Итак, награда вручена. Мать остается на подиуме одна. Сейчас она начнет свою тронную речь под названием «Что такое реализм». Она водружает на нос очки, произносит приветственное «Уважаемые дамы и господа» и начинает зачитывать текст:
«Моя первая книга вышла в 1955 году. Тогда я жила в Лондоне, который в те времена считался культурным центром для индивидуумов диаметрально противоположных взглядов. Я до сих пор в мельчайших деталях помню тот день, когда мне принесли бандероль с первым авторским экземпляром. Разумеется, я была в полном восторге. Еще бы! Наконец-то у меня в руках моя собственная книга — настоящая, в переплете, отпечатанная в типографии, — неоспоримое доказательство моего успеха. Но что-то меня грызло. Я позвонила в издательство, спросила, разосланы ли по библиотекам обязательные экземпляры, и успокоилась лишь после того, как меня уверили, что во второй половине того же дня экземпляры моей книги будут отправлены в Библиотеку Бодлея в Оксфорде, в Шотландию и далее везде, но главное — в Библиотеку Британского музея. Попасть на книжную полку в Британский музей всегда было моей заветной мечтой.

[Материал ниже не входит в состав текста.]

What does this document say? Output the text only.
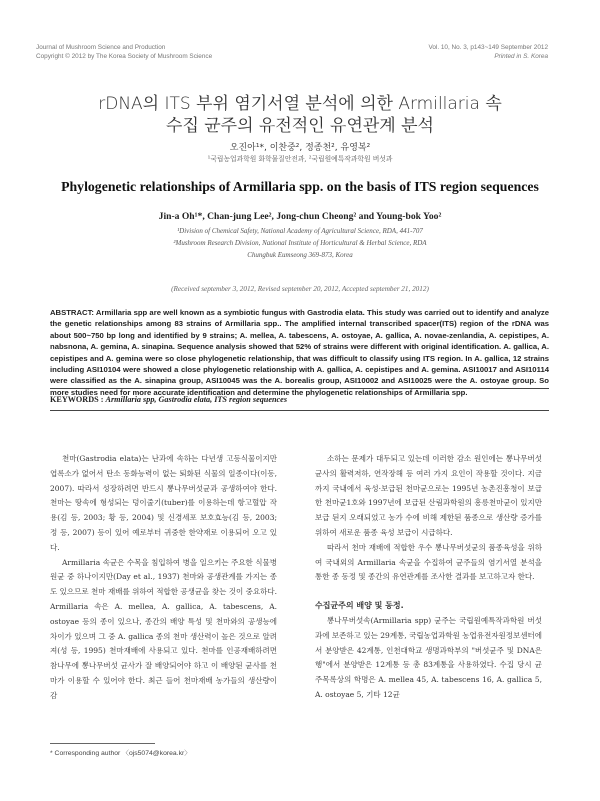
Journal of Mushroom Science and Production
Copyright © 2012 by The Korea Society of Mushroom Science
Vol. 10, No. 3, p143~149 September 2012
Printed in S. Korea
rDNA의 ITS 부위 염기서열 분석에 의한 Armillaria 속
수집 균주의 유전적인 유연관계 분석
오진아¹*, 이찬중², 정종천², 유영복²
¹국립농업과학원 화학물질안전과, ²국립원예특작과학원 버섯과
Phylogenetic relationships of Armillaria spp. on the basis of ITS region sequences
Jin-a Oh¹*, Chan-jung Lee², Jong-chun Cheong² and Young-bok Yoo²
¹Division of Chemical Safety, National Academy of Agricultural Science, RDA, 441-707
²Mushroom Research Division, National Institute of Horticultural & Herbal Science, RDA
Chungbuk Eumseong 369-873, Korea
(Received september 3, 2012, Revised september 20, 2012, Accepted september 21, 2012)
ABSTRACT: Armillaria spp are well known as a symbiotic fungus with Gastrodia elata. This study was carried out to identify and analyze the genetic relationships among 83 strains of Armillaria spp.. The amplified internal transcribed spacer(ITS) region of the rDNA was about 500~750 bp long and identified by 9 strains; A. mellea, A. tabescens, A. ostoyae, A. gallica, A. novae-zenlandia, A. cepistipes, A. nabsnona, A. gemina, A. sinapina. Sequence analysis showed that 52% of strains were different with original identification. A. gallica, A. cepistipes and A. gemina were so close phylogenetic relationship, that was difficult to classify using ITS region. In A. gallica, 12 strains including ASI10104 were showed a close phylogenetic relationship with A. gallica, A. cepistipes and A. gemina. ASI10017 and ASI10114 were classified as the A. sinapina group, ASI10045 was the A. borealis group, ASI10002 and ASI10025 were the A. ostoyae group. So more studies need for more accurate identification and determine the phylogenetic relationships of Armillaria spp.
KEYWORDS : Armillaria spp, Gastrodia elata, ITS region sequences

천마(Gastrodia elata)는 난과에 속하는 다년생 고등식물이지만 엽록소가 없어서 탄소 동화능력이 없는 퇴화된 식물의 일종이다(이동, 2007). 따라서 성장하려면 반드시 뽕나무버섯균과 공생하여야 한다. 천마는 땅속에 형성되는 덩이줄기(tuber)를 이용하는데 항고혈압 작용(김 등, 2003; 황 등, 2004) 및 신경세포 보호효능(김 등, 2003; 정 등, 2007) 등이 있어 예로부터 귀중한 한약재로 이용되어 오고 있다.

Armillaria 속균은 수목을 침입하여 병을 일으키는 주요한 식물병원균 중 하나이지만(Day et al., 1937) 천마와 공생관계를 가지는 종도 있으므로 천마 재배를 위하여 적합한 공생균을 찾는 것이 중요하다. Armillaria 속은 A. mellea, A. gallica, A. tabescens, A. ostoyae 등의 종이 있으나, 종간의 배양 특성 및 천마와의 공생능에 차이가 있으며 그 중 A. gallica 종의 천마 생산력이 높은 것으로 알려져(성 등, 1995) 천마재배에 사용되고 있다. 천마를 인공재배하려면 참나무에 뽕나무버섯 균사가 잘 배양되어야 하고 이 배양된 균사를 천마가 이용할 수 있어야 한다. 최근 들어 천마재배 농가들의 생산량이 감

소하는 문제가 대두되고 있는데 이러한 감소 원인에는 뽕나무버섯 균사의 활력저하, 연작장해 등 여러 가지 요인이 작용할 것이다. 지금까지 국내에서 육성·보급된 천마균으로는 1995년 농촌진흥청이 보급한 천마균1호와 1997년에 보급된 산림과학원의 흥릉천마균이 있지만 보급 된지 오래되었고 농가 수에 비해 제한된 품종으로 생산량 증가를 위하여 새로운 품종 육성 보급이 시급하다.

따라서 천마 재배에 적합한 우수 뽕나무버섯균의 품종육성을 위하여 국내외의 Armillaria 속균을 수집하여 균주들의 염기서열 분석을 통한 종 동정 및 종간의 유연관계를 조사한 결과를 보고하고자 한다.

수집균주의 배양 및 동정.

뽕나무버섯속(Armillaria spp) 균주는 국립원예특작과학원 버섯과에 보존하고 있는 29계통, 국립농업과학원 농업유전자원정보센터에서 분양받은 42계통, 인천대학교 생명과학부의 "버섯균주 및 DNA은행"에서 분양받은 12계통 등 총 83계통을 사용하였다. 수집 당시 균주목록상의 학명은 A. mellea 45, A. tabescens 16, A. gallica 5, A. ostoyae 5, 기타 12균

* Corresponding author 〈ojs5074@korea.kr〉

Еще бы — стоять рядышком с прочими знаменитостями на ту же букву — с Карлейлем, Кольриджем, Конрадом! (Судьба подшутила надо мной: моей ближайшей соседкой по полке оказалась Мария Корелли.) Сейчас подобная наивность может вызвать лишь улыбку, но в то время за моим беспокойством по этому поводу скрывалось нечто вполне серьезное, хотя и довольно неприглядное, в чем признаваться сейчас не очень приятно.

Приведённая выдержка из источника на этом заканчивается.